The film, directed by Gillies MacKinnon from an original screenplay by Joe Ainsworth, is overtly sentimental but never maudlin, evoking an elegiac tone of man facing staggering loss. Tom looks back on a long life not with regret, but appreciation for the things he had leavened with deep sadness now that they are gone, or going.
A few things “happen” to Tom along the way, though it’s less a coherent plot than episodic experiences that serve to evoke different recollections and thoughts from his life. He carries only a small case, which is nearly stolen at one point.
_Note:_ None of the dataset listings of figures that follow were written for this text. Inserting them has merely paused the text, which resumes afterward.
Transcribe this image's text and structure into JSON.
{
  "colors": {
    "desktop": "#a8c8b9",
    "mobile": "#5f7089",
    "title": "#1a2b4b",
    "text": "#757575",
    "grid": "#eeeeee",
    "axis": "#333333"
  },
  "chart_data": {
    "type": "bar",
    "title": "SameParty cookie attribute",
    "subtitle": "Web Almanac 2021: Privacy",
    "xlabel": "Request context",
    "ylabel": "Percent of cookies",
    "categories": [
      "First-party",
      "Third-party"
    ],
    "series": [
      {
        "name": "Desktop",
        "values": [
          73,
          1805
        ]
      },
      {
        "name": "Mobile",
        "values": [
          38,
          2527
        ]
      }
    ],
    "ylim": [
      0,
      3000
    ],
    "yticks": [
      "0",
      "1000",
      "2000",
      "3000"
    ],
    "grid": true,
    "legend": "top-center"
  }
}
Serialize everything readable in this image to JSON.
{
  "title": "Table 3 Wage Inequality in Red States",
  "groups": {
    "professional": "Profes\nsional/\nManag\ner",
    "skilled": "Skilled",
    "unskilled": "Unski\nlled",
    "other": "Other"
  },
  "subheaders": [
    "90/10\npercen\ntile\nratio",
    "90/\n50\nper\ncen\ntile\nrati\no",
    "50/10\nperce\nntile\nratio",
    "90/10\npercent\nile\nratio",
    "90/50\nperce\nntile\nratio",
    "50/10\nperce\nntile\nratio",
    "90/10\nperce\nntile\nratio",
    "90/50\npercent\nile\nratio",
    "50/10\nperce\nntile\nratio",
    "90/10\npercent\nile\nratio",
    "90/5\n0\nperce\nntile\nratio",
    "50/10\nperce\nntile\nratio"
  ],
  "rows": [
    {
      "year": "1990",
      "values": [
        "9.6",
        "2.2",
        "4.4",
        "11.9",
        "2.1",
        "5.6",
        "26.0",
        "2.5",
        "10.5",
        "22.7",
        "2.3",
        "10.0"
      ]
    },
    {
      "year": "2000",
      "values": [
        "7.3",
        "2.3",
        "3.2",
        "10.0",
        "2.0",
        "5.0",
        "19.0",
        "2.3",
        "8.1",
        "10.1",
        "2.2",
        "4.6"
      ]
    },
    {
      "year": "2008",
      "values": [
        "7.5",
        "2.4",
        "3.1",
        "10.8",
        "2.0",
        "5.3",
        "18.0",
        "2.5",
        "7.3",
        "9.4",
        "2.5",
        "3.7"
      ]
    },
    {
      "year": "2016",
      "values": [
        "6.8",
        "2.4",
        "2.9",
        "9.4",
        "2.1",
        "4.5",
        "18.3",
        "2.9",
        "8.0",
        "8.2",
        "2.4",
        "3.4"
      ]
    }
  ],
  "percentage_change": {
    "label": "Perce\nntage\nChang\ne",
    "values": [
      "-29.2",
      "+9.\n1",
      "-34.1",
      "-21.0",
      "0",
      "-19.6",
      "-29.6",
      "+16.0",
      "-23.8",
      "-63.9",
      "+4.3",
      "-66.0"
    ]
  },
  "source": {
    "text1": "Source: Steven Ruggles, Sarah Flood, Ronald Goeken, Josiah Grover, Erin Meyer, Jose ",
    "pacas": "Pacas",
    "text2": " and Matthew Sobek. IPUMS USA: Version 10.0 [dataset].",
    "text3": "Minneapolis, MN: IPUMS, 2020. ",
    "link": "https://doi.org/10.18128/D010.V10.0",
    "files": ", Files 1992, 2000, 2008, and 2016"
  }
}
He stands up for a Muslim woman being accosted by a young prig, joins in a drunken singalong, has a stumbling fall and is taken in for the night by a nice middle-aged couple, and so on.
What Tom doesn’t know is that many of these moments are being captured on video and shared through social media, so as time goes on he is garnering something akin to fame.
It’s not difficult to detect similarities to other movies: “Nomadland” and “The World’s Fastest Indian” are two that immediately come to mind, since they involve journeys that are as much about the main character’s interior movement as where they’re going. But if the notes are familiar, “The Last Bus” assembles them into a unique and evocative melody that never feels like mimicry.
I should note that Spall is decades younger than the character he plays, and does not make use of any extensive prosthetics or special effects to do so. But he admirably captures the gait and disposition of a man much older — the stiff-legged way he walks, carefully setting down each foot in fear of slipping, turning his whole torso around rather than just his neck to look off to the side, and the vague fogs of confusion he occasionally wanders into, striving hard to maintain his dignity and avoid the appearance of doddering.
Tom’s default mien is vaguely peevish, brow lowered with his lower lip and jaw slung forward like a locomotive cowcatcher. But the emotive transformations that take place on his face are even more transportive than the physical journey he is bent upon. Spall brings a lifetime of thespian skill to bear, bringing us to the edge of tears or joyous laughter with a simple, subtle glance or twist of his cheek.
In so eloquently capturing the culminating journey of one man’s lifetime, Spall gives the performance of his own.